Minyak Mentah Jeblok, Jokowi Minta Harga BBM Dihitung Ulang
Reporter
Bisnis.com
Editor
Rr. Ariyani Yakti Widyastuti
Rabu, 18 Maret 2020 12:08 WIB
TEMPO.CO, Jakarta - Presiden Joko Widodo atau Jokowi meminta kementerian terkait untuk melakukan perhitungan ulang harga bahan bakar minyak (BBM) di Indonesia. Kalkulasi ini perlu dilakukan seiring dengan merosotnya harga minyak dunia belakangan ini.
“Saya minta dikalkulasi, dihitung dampak dari penurunan ini (harga minyak dunia) pada perekonomian kita terutama BBM (bahan bakar minyak). Baik BBM bersubisidi maupun BBM non-subsidi,” katanya dari Istana Merdeka, Jakarta dalam rapat terbatas melalui video conference dengan kabinet Indonesia Maju, Rabu, 18 Maret 2020.
Jokowi menyebutkan, dengan kondisi harga minyak dunia telah turun hingga ke level sekitar US$ 30 per barel, pemerintah perlu merespons dengan kebijakan yang tepat. “Kita harus merespons dengan kebijakan yang tepat dan kita juga harus bisa memanfaatkan momentum dan peluang ini,” katanya.
Sebelumnya, Menteri Koordinator Bidang Kemaritiman dan Investasi Luhut Binsar Pandjaitan menyebutkan bahwa minyak mentah mengalami tekanan hingga anjlok ke level US$ 30-an per barel. "Memang jadi masalah, tapi kan semua negara mengalami ini bukan kita saja," ujarnya melalui siaran langsung resmi Kementerian Maritim dan Investasi, Senin, 16 Maret 2020.
Meski begitu, menurut Luhut, penurunan harga minyak dunia belum bisa menjadi alasan untuk melakukan penurunan harga BBM di dalam negeri. Sebab, jika perang minyak antara Arab Saudi dan Rusia mereda, ia yakin harga minyak dunia akan kembali merangkak naik.
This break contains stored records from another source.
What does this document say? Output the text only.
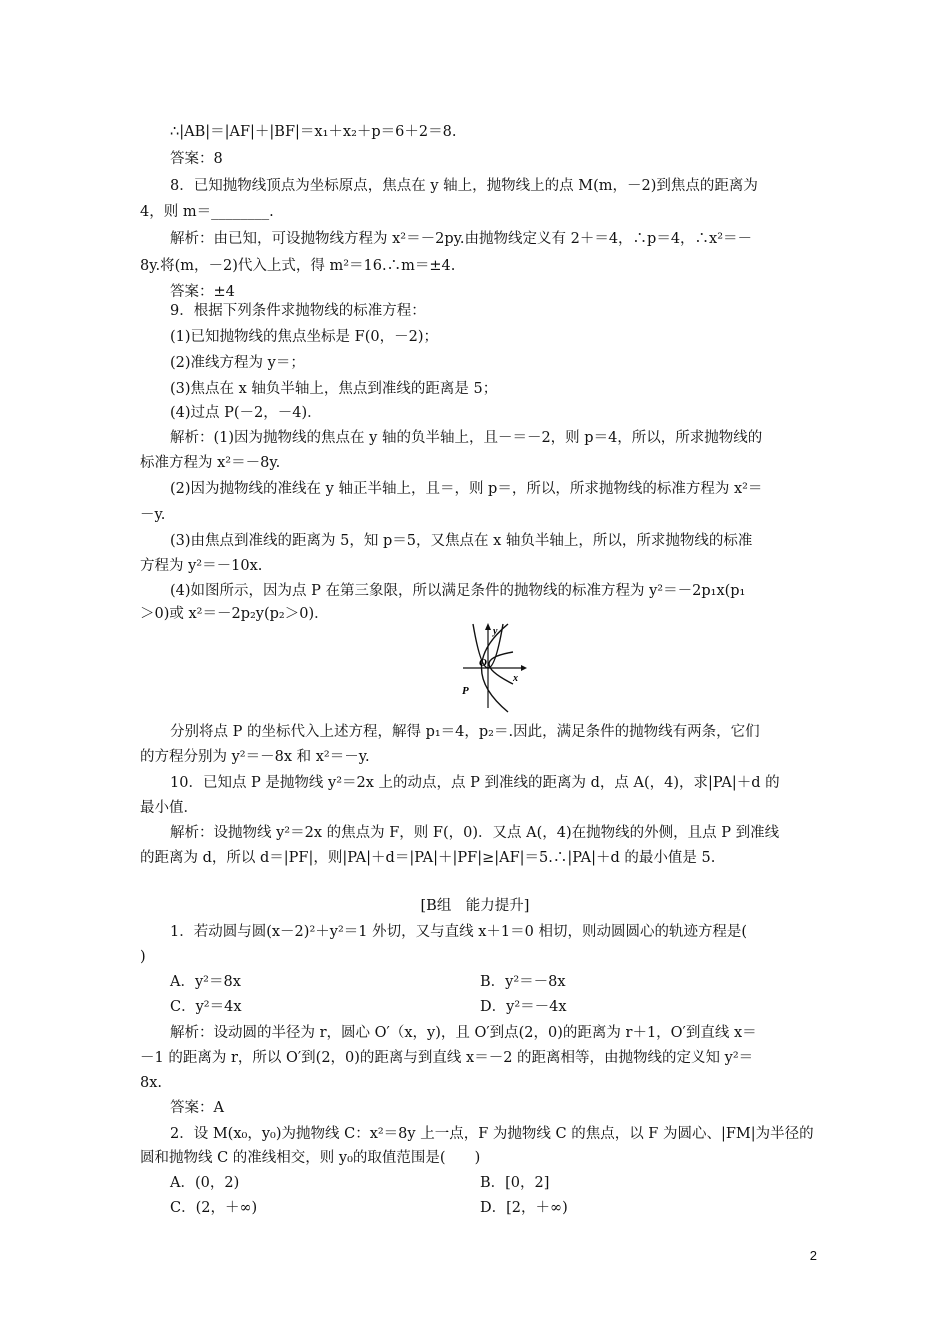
∴|AB|＝|AF|＋|BF|＝x₁＋x₂＋p＝6＋2＝8.
答案：8
8．已知抛物线顶点为坐标原点，焦点在 y 轴上，抛物线上的点 M(m，－2)到焦点的距离为
4，则 m＝________.
解析：由已知，可设抛物线方程为 x²＝－2py.由抛物线定义有 2＋＝4，∴p＝4，∴x²＝－
8y.将(m，－2)代入上式，得 m²＝16.∴m＝±4.
答案：±4
9．根据下列条件求抛物线的标准方程：
(1)已知抛物线的焦点坐标是 F(0，－2)；
(2)准线方程为 y＝；
(3)焦点在 x 轴负半轴上，焦点到准线的距离是 5；
(4)过点 P(－2，－4)．
解析：(1)因为抛物线的焦点在 y 轴的负半轴上，且－＝－2，则 p＝4，所以，所求抛物线的
标准方程为 x²＝－8y.
(2)因为抛物线的准线在 y 轴正半轴上，且＝，则 p＝，所以，所求抛物线的标准方程为 x²＝
－y.
(3)由焦点到准线的距离为 5，知 p＝5，又焦点在 x 轴负半轴上，所以，所求抛物线的标准
方程为 y²＝－10x.
(4)如图所示，因为点 P 在第三象限，所以满足条件的抛物线的标准方程为 y²＝－2p₁x(p₁
＞0)或 x²＝－2p₂y(p₂＞0)．
y
x
O
P
分别将点 P 的坐标代入上述方程，解得 p₁＝4，p₂＝.因此，满足条件的抛物线有两条，它们
的方程分别为 y²＝－8x 和 x²＝－y.
10．已知点 P 是抛物线 y²＝2x 上的动点，点 P 到准线的距离为 d，点 A(，4)，求|PA|＋d 的
最小值．
解析：设抛物线 y²＝2x 的焦点为 F，则 F(，0)．又点 A(，4)在抛物线的外侧，且点 P 到准线
的距离为 d，所以 d＝|PF|，则|PA|＋d＝|PA|＋|PF|≥|AF|＝5.∴|PA|＋d 的最小值是 5.
[B组　能力提升]
1．若动圆与圆(x－2)²＋y²＝1 外切，又与直线 x＋1＝0 相切，则动圆圆心的轨迹方程是(
)
A．y²＝8x	B．y²＝－8x
C．y²＝4x	D．y²＝－4x
解析：设动圆的半径为 r，圆心 O′（x，y)，且 O′到点(2，0)的距离为 r＋1，O′到直线 x＝
－1 的距离为 r，所以 O′到(2，0)的距离与到直线 x＝－2 的距离相等，由抛物线的定义知 y²＝
8x.
答案：A
2．设 M(x₀，y₀)为抛物线 C：x²＝8y 上一点，F 为抛物线 C 的焦点，以 F 为圆心、|FM|为半径的
圆和抛物线 C 的准线相交，则 y₀的取值范围是(　　)
A．(0，2)	B．[0，2]
C．(2，＋∞)	D．[2，＋∞)
2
"Apakah ada penurunan harga BBM? Terlalu awal untuk kita memprediksi karena kita belum tahu. Kalau nanti Saudi dan Rusia damai, (harga minyak) naik lagi ke atas. Nanti terlalu cepat kita antisipasi itu," ucap Luhut.
Adapun Direktur Perencanaan Investasi dan Manajemen Resiko PT Pertamina (Persero) Heru Setiawan sebelumnya mengatakan masih perlu berkoordinasi terkait dampak penurunan harga minyak dunia.
<!--more-->
"Harga BBM turun? Wah itu masih jauh, kita masih pelajari, tapi yang pasti tidak semudah itu perlu koordinasi dengan pemangku kepentingan, seperti Kementerian ESDM, Kementerian Keuangan ,dan pihak lain yang terdampak, ada formulanya itu," katanya seperti dilansir Antara, Rabu, 11 Maret 2020.
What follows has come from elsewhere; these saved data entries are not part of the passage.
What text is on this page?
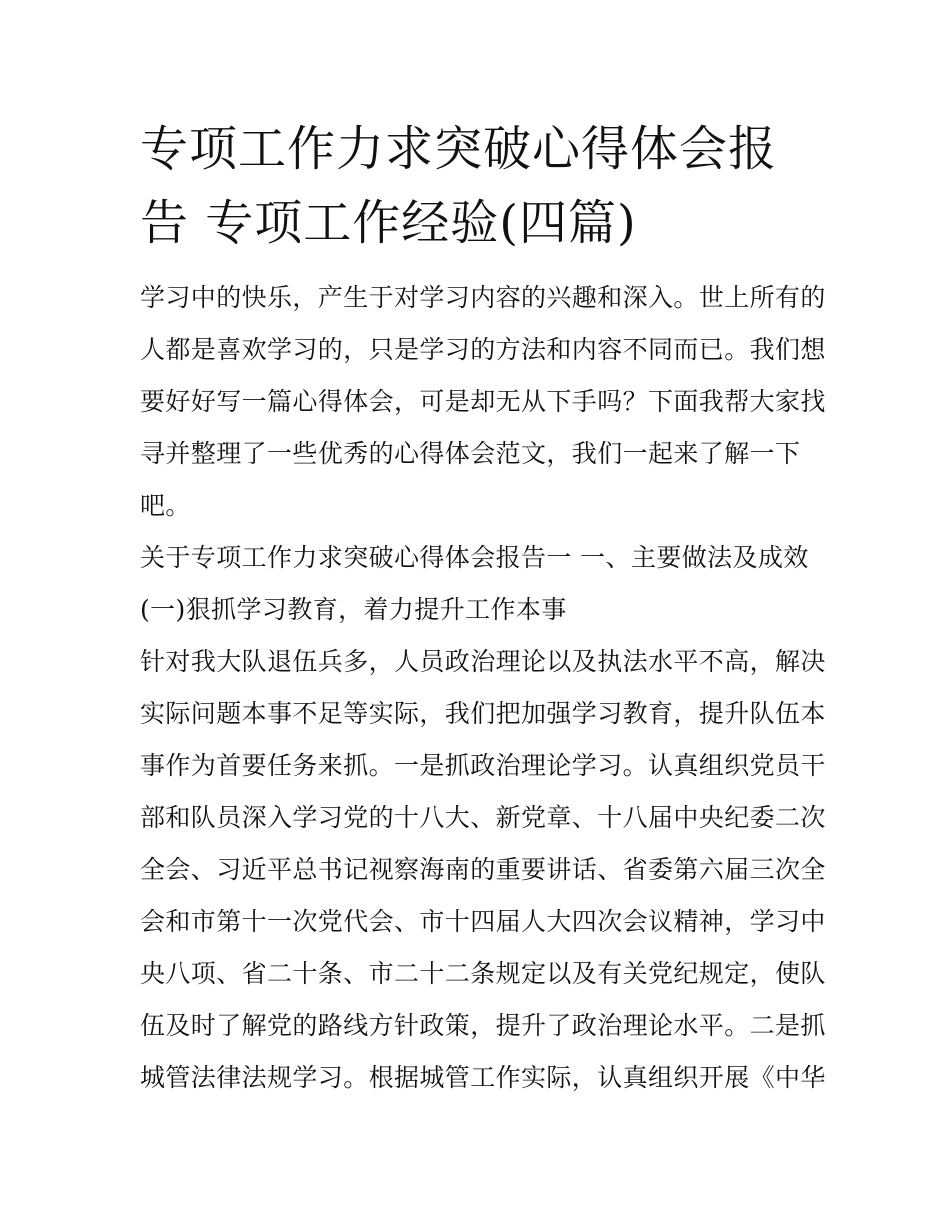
专项工作力求突破心得体会报
告 专项工作经验(四篇)
学习中的快乐，产生于对学习内容的兴趣和深入。世上所有的
人都是喜欢学习的，只是学习的方法和内容不同而已。我们想
要好好写一篇心得体会，可是却无从下手吗？下面我帮大家找
寻并整理了一些优秀的心得体会范文，我们一起来了解一下
吧。
关于专项工作力求突破心得体会报告一 一、主要做法及成效
(一)狠抓学习教育，着力提升工作本事
针对我大队退伍兵多，人员政治理论以及执法水平不高，解决
实际问题本事不足等实际，我们把加强学习教育，提升队伍本
事作为首要任务来抓。一是抓政治理论学习。认真组织党员干
部和队员深入学习党的十八大、新党章、十八届中央纪委二次
全会、习近平总书记视察海南的重要讲话、省委第六届三次全
会和市第十一次党代会、市十四届人大四次会议精神，学习中
央八项、省二十条、市二十二条规定以及有关党纪规定，使队
伍及时了解党的路线方针政策，提升了政治理论水平。二是抓
城管法律法规学习。根据城管工作实际，认真组织开展《中华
Sementara itu, pengamat ekonomi energi dari UGM Fahmy Radhi menyarankan Pertamina segera menurunkan harga BBM karena harga minyak dunia turun drastis sampai di bawah US$ 50 per barel. Hal ini terjadi setelah OPEC berupaya menurunkan produksi hingga 1,5 juta barel, tetapi Rusia yang non OPEC menolaknya.
Di sisi lain, Mantan Menteri BUMN Dahlan Iskan menyebut Indonesia akan ikut menikmati penurunan harga minyak dengan subsidi BBM yang langsung hilang. Pertamina akan memiliki kesempatan kembali meraih laba jumbo apabila harga BBM telat diturunkan pemerintah.
Di sisi lain, Indonesia berpotensi kehilangan pendapatan dari bagi hasil di sektor migas. Termasuk dari pajak-pajak di sektor tersebut. Dahlan berpendapat, penurunan pendapatan pemerintah tersebut ditaksir mencapai Rp 115,1 triliun. Nilai tersebut merujuk realisasi PNBP sector migas pada tahun lalu.
“Di Indonesia, biaya produksi minyak mentah itu di sekitar (asumsi) US$ 40 per barel, kalau harga jualnya US$ 30 per barel. Anda pun bisa membuat corporate decision: tutup saja,” kata Dahlan.
Sementara itu Goldman Sachs Group Inc. memperingatkan harga minyak bisa turun ke level US$ 20 per barel seiring dengan perang harga yang terjadi antara Arab Saudi dan Rusia. Harga tersebut merupakan posisi ongkos produksi untuk beberapa negara produsen minyak.